だいぶん前に何かで読んだのですが、古武術の型稽古では実は一番最初に習う型から奥義が示されているそうです。ところが初心者の段階ではその奥義が見えなくて、動きを表面的になぞることしかできないそうです。型稽古が進むうちに少しずつ体の使い方が変わってきて、最後の型を終える頃には奥義(=体の使い方)がはっきりと認識できるようになるそうです。そこまで進んで、改めてすべての型稽古を振り返ると、一番最初に習った型の奥深さが認識できるようになるそうです。それが単なる素振りであったとしてもです。もしかしたら、あらゆる『道』で同じことが言えるのかもしれません。

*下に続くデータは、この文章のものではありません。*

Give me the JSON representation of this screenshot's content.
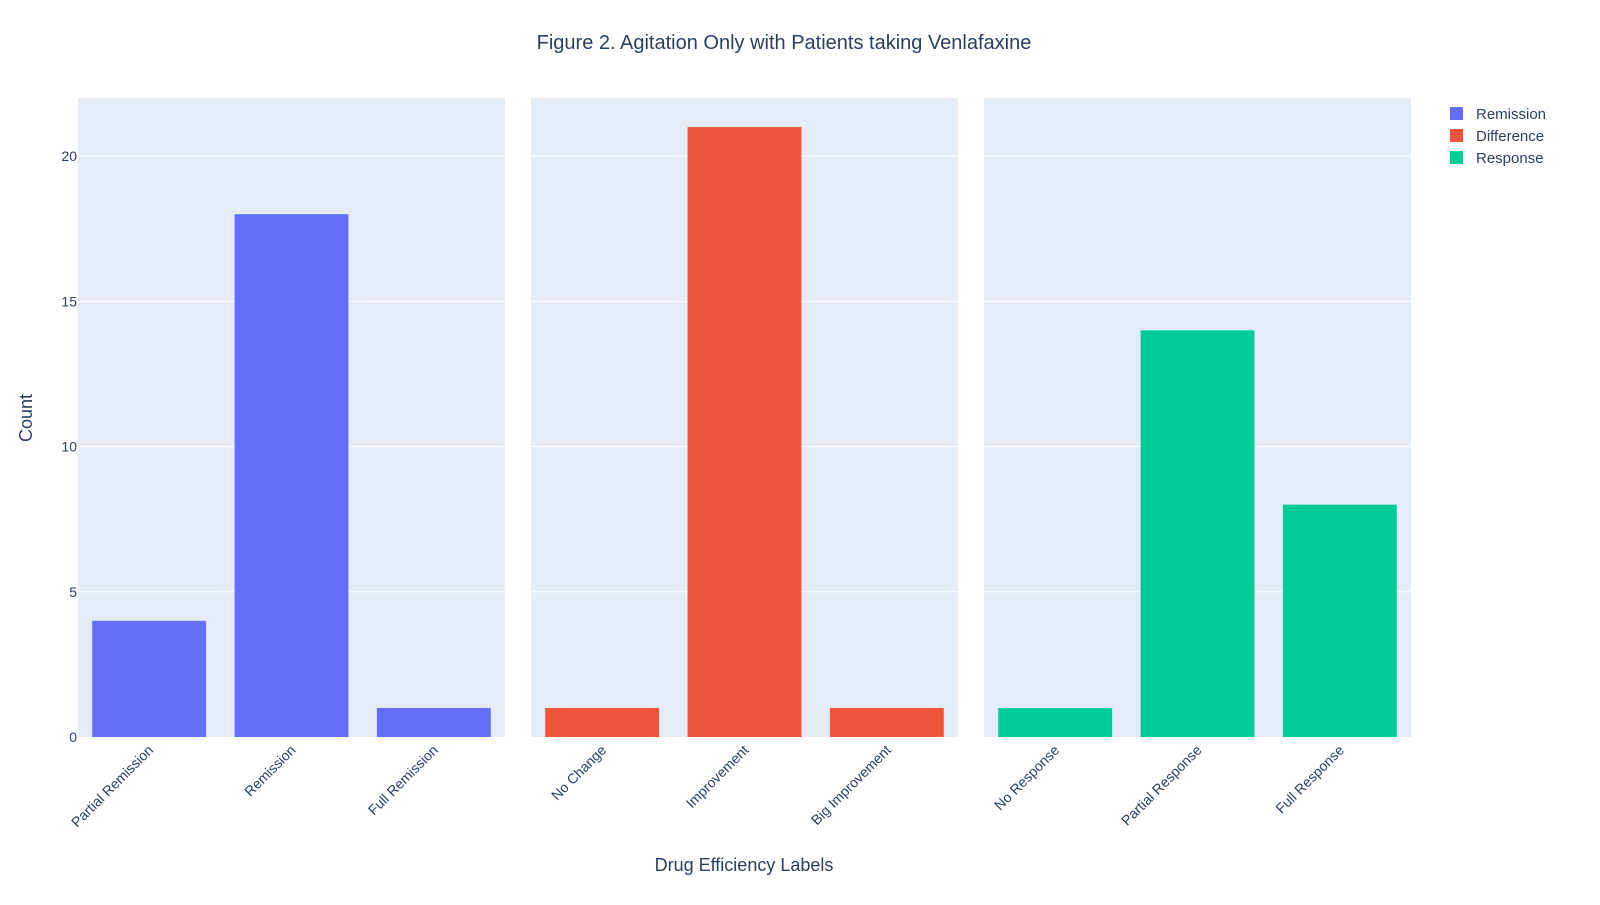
{
  "chart_data": {
    "type": "bar",
    "title": "Figure 2. Agitation Only with Patients taking Venlafaxine",
    "xlabel": "Drug Efficiency Labels",
    "ylabel": "Count",
    "ylim": [
      0,
      22
    ],
    "yticks": [
      0,
      5,
      10,
      15,
      20
    ],
    "grid": true,
    "legend_position": "top-right",
    "panels": [
      {
        "series": "Remission",
        "color": "#636efa",
        "categories": [
          "Partial Remission",
          "Remission",
          "Full Remission"
        ],
        "values": [
          4,
          18,
          1
        ]
      },
      {
        "series": "Difference",
        "color": "#ef553b",
        "categories": [
          "No Change",
          "Improvement",
          "Big Improvement"
        ],
        "values": [
          1,
          21,
          1
        ]
      },
      {
        "series": "Response",
        "color": "#00cc96",
        "categories": [
          "No Response",
          "Partial Response",
          "Full Response"
        ],
        "values": [
          1,
          14,
          8
        ]
      }
    ],
    "legend": [
      {
        "name": "Remission",
        "color": "#636efa"
      },
      {
        "name": "Difference",
        "color": "#ef553b"
      },
      {
        "name": "Response",
        "color": "#00cc96"
      }
    ]
  }
}
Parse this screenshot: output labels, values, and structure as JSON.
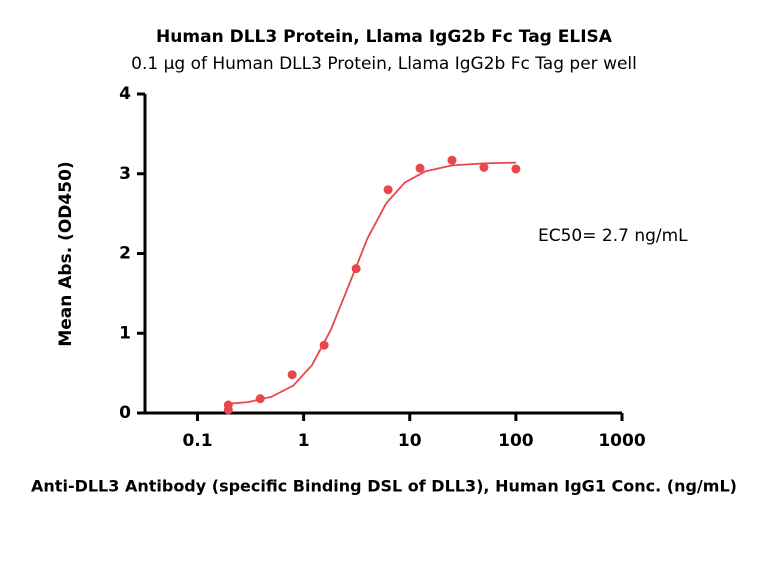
{
  "chart_data": {
    "type": "scatter",
    "title": "Human DLL3 Protein, Llama IgG2b Fc Tag ELISA",
    "subtitle": "0.1 μg of Human DLL3 Protein, Llama IgG2b Fc Tag per well",
    "x_label": "Anti-DLL3 Antibody (specific Binding DSL of DLL3), Human IgG1 Conc. (ng/mL)",
    "y_label": "Mean Abs. (OD450)",
    "annotation": "EC50= 2.7 ng/mL",
    "color": "#e8474c",
    "x": [
      0.195,
      0.195,
      0.39,
      0.78,
      1.56,
      3.125,
      6.25,
      12.5,
      25,
      50,
      100
    ],
    "values": [
      0.1,
      0.04,
      0.18,
      0.48,
      0.85,
      1.81,
      2.8,
      3.07,
      3.17,
      3.08,
      3.06
    ],
    "curve": {
      "x": [
        0.195,
        0.3,
        0.5,
        0.8,
        1.2,
        1.8,
        2.7,
        4,
        6,
        9,
        14,
        25,
        50,
        100
      ],
      "values": [
        0.116,
        0.137,
        0.204,
        0.345,
        0.6,
        1.04,
        1.62,
        2.19,
        2.63,
        2.89,
        3.03,
        3.105,
        3.13,
        3.14
      ]
    },
    "x_log": true,
    "xlim": [
      0.032,
      1000
    ],
    "xticks": [
      0.1,
      1,
      10,
      100,
      1000
    ],
    "ylim": [
      0,
      4
    ],
    "yticks": [
      0,
      1,
      2,
      3,
      4
    ]
  }
}
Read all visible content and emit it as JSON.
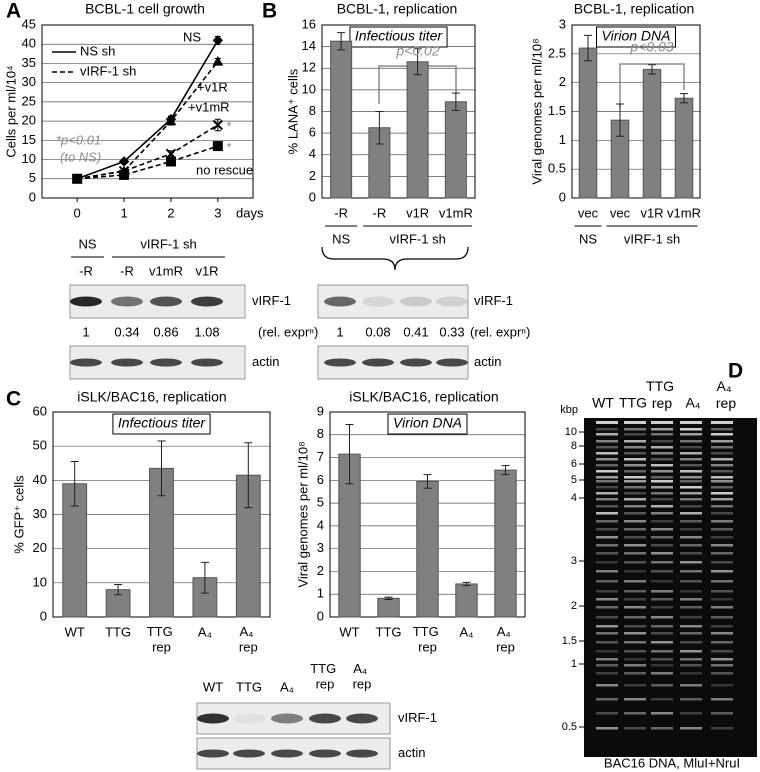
{
  "panels": [
    "A",
    "B",
    "C",
    "D"
  ],
  "chart_data": [
    {
      "type": "line",
      "title": "BCBL-1 cell growth",
      "ylabel": "Cells per ml/10⁴",
      "xlabel": "days",
      "x": [
        0,
        1,
        2,
        3
      ],
      "xlim": [
        -0.75,
        3.75
      ],
      "xticks": [
        0,
        1,
        2,
        3
      ],
      "ylim": [
        0,
        45
      ],
      "yticks": [
        0,
        5,
        10,
        15,
        20,
        25,
        30,
        35,
        40,
        45
      ],
      "grid": true,
      "series": [
        {
          "name": "NS",
          "color": "#000000",
          "dash": "solid",
          "marker": "diamond",
          "values": [
            5,
            9.5,
            20.5,
            41
          ],
          "errors": [
            0.3,
            0.5,
            0.8,
            1.0
          ]
        },
        {
          "name": "+v1R",
          "color": "#000000",
          "dash": "dashed",
          "marker": "triangle",
          "values": [
            5,
            7,
            20,
            35.5
          ],
          "errors": [
            0.3,
            0.4,
            1.0,
            0.8
          ]
        },
        {
          "name": "+v1mR",
          "color": "#000000",
          "dash": "dashed",
          "marker": "x",
          "values": [
            5,
            7,
            11.5,
            19
          ],
          "errors": [
            0.3,
            0.4,
            0.8,
            1.5
          ]
        },
        {
          "name": "no rescue",
          "color": "#000000",
          "dash": "dashed",
          "marker": "square",
          "values": [
            5,
            6,
            9.5,
            13.5
          ],
          "errors": [
            0.3,
            0.3,
            0.6,
            0.5
          ]
        }
      ],
      "legend": [
        {
          "name": "NS sh",
          "dash": "solid"
        },
        {
          "name": "vIRF-1 sh",
          "dash": "dashed"
        }
      ],
      "annotations": [
        "*p<0.01",
        "(to NS)",
        "*",
        "*"
      ],
      "annotation_color": "#8c8c8c"
    },
    {
      "type": "bar",
      "title": "BCBL-1, replication",
      "inner_label": "Infectious titer",
      "ylabel": "% LANA⁺ cells",
      "categories": [
        "-R",
        "-R",
        "v1R",
        "v1mR"
      ],
      "values": [
        14.5,
        6.5,
        12.6,
        8.9
      ],
      "errors": [
        0.8,
        1.5,
        1.2,
        0.8
      ],
      "color": "#808080",
      "ylim": [
        0,
        16
      ],
      "yticks": [
        0,
        2,
        4,
        6,
        8,
        10,
        12,
        14,
        16
      ],
      "grid": true,
      "groups": [
        "NS",
        "vIRF-1 sh"
      ],
      "annotations": [
        "p<0.02"
      ],
      "annotation_color": "#8c8c8c"
    },
    {
      "type": "bar",
      "title": "BCBL-1, replication",
      "inner_label": "Virion DNA",
      "ylabel": "Viral genomes per ml/10⁸",
      "categories": [
        "vec",
        "vec",
        "v1R",
        "v1mR"
      ],
      "values": [
        2.6,
        1.35,
        2.23,
        1.73
      ],
      "errors": [
        0.22,
        0.28,
        0.08,
        0.08
      ],
      "color": "#808080",
      "ylim": [
        0,
        3
      ],
      "yticks": [
        0,
        0.5,
        1,
        1.5,
        2,
        2.5,
        3
      ],
      "grid": true,
      "groups": [
        "NS",
        "vIRF-1 sh"
      ],
      "annotations": [
        "p<0.03"
      ],
      "annotation_color": "#8c8c8c"
    },
    {
      "type": "bar",
      "title": "iSLK/BAC16, replication",
      "inner_label": "Infectious titer",
      "ylabel": "% GFP⁺ cells",
      "categories": [
        "WT",
        "TTG",
        "TTG rep",
        "A₄",
        "A₄ rep"
      ],
      "values": [
        39,
        8,
        43.5,
        11.5,
        41.5
      ],
      "errors": [
        6.5,
        1.5,
        8,
        4.5,
        9.5
      ],
      "color": "#808080",
      "ylim": [
        0,
        60
      ],
      "yticks": [
        0,
        10,
        20,
        30,
        40,
        50,
        60
      ],
      "grid": true
    },
    {
      "type": "bar",
      "title": "iSLK/BAC16, replication",
      "inner_label": "Virion DNA",
      "ylabel": "Viral genomes per ml/10⁸",
      "categories": [
        "WT",
        "TTG",
        "TTG rep",
        "A₄",
        "A₄ rep"
      ],
      "values": [
        7.15,
        0.82,
        5.95,
        1.45,
        6.45
      ],
      "errors": [
        1.3,
        0.05,
        0.3,
        0.07,
        0.2
      ],
      "color": "#808080",
      "ylim": [
        0,
        9
      ],
      "yticks": [
        0,
        1,
        2,
        3,
        4,
        5,
        6,
        7,
        8,
        9
      ],
      "grid": true
    }
  ],
  "blots": [
    {
      "groups": [
        "NS",
        "vIRF-1 sh"
      ],
      "lanes": [
        "-R",
        "-R",
        "v1mR",
        "v1R"
      ],
      "rows": [
        "vIRF-1",
        "actin"
      ],
      "quant": [
        1,
        0.34,
        0.86,
        1.08
      ],
      "quant_label": "(rel. exprⁿ)"
    },
    {
      "rows": [
        "vIRF-1",
        "actin"
      ],
      "quant": [
        1,
        0.08,
        0.41,
        0.33
      ],
      "quant_label": "(rel. exprⁿ)"
    },
    {
      "lanes": [
        "WT",
        "TTG",
        "A₄",
        "TTG rep",
        "A₄ rep"
      ],
      "rows": [
        "vIRF-1",
        "actin"
      ]
    }
  ],
  "gel": {
    "lanes": [
      "WT",
      "TTG",
      "TTG rep",
      "A₄",
      "A₄ rep"
    ],
    "unit": "kbp",
    "markers": [
      10,
      8,
      6,
      5,
      4,
      3,
      2,
      1.5,
      1,
      0.5
    ],
    "caption": "BAC16 DNA, MluI+NruI"
  }
}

人生も同じで、オギャアと生まれた段階で、すでにこの世で生きるための奥義は示されているのかもしれません。しかしその奥義が認識できるようになるためには何十年もの人生体験の積み重ねが必要なのかもしれません。死の直前に人生を振り返ったときに初めて認識できることはたくさんのあるのかもしれません。

(私の勝手解釈ですが、、稽古とは最適解を身につけていく(実は体が見つけていく)行為であると同時に、不要な動きを大量に捨てていく行為でもあると思います。稽古とは動きの断捨離ではないかと思います。)

稽古とは 一より習い十を知り 十よりかえるもとのその一 (千利休の道歌

ところで、おそらく私は神秘体験をしたことがありません。神秘体験とは現代科学では説明のつかない体験であって、聖なる存在と出逢ったり一体化したりなどして、人生観・世界観・宇宙観に大変化を引き起こす体験を指す言葉ではないかと思います。私はかなりの頭デッカチ人間ですので、大変化を引き起こすような体験は滅多にありませんが…、現代科学では説明のできない体験なら幸いにしていっぱいあります。しかしそれはそれでそういうものだと思っているので…、どちらかというとこんな私でもこうやって日々暮らしていけていること自体が奇跡ではないかと思っています。

本当の奇跡は平凡の中にあふれていると思います。いまここでこうしていることこそが奇跡なんだと思います。だから奇跡を求めて心の旅をする必要はないと思います。ただ童話「青い鳥」と同じく、心の旅をしてはじめて目の前の奇跡が認識できるようになるという貴重な効果は期待できるかもしれません。もしかしたら上述の千利休の道歌と同じことがここでも言えるのかもしれません。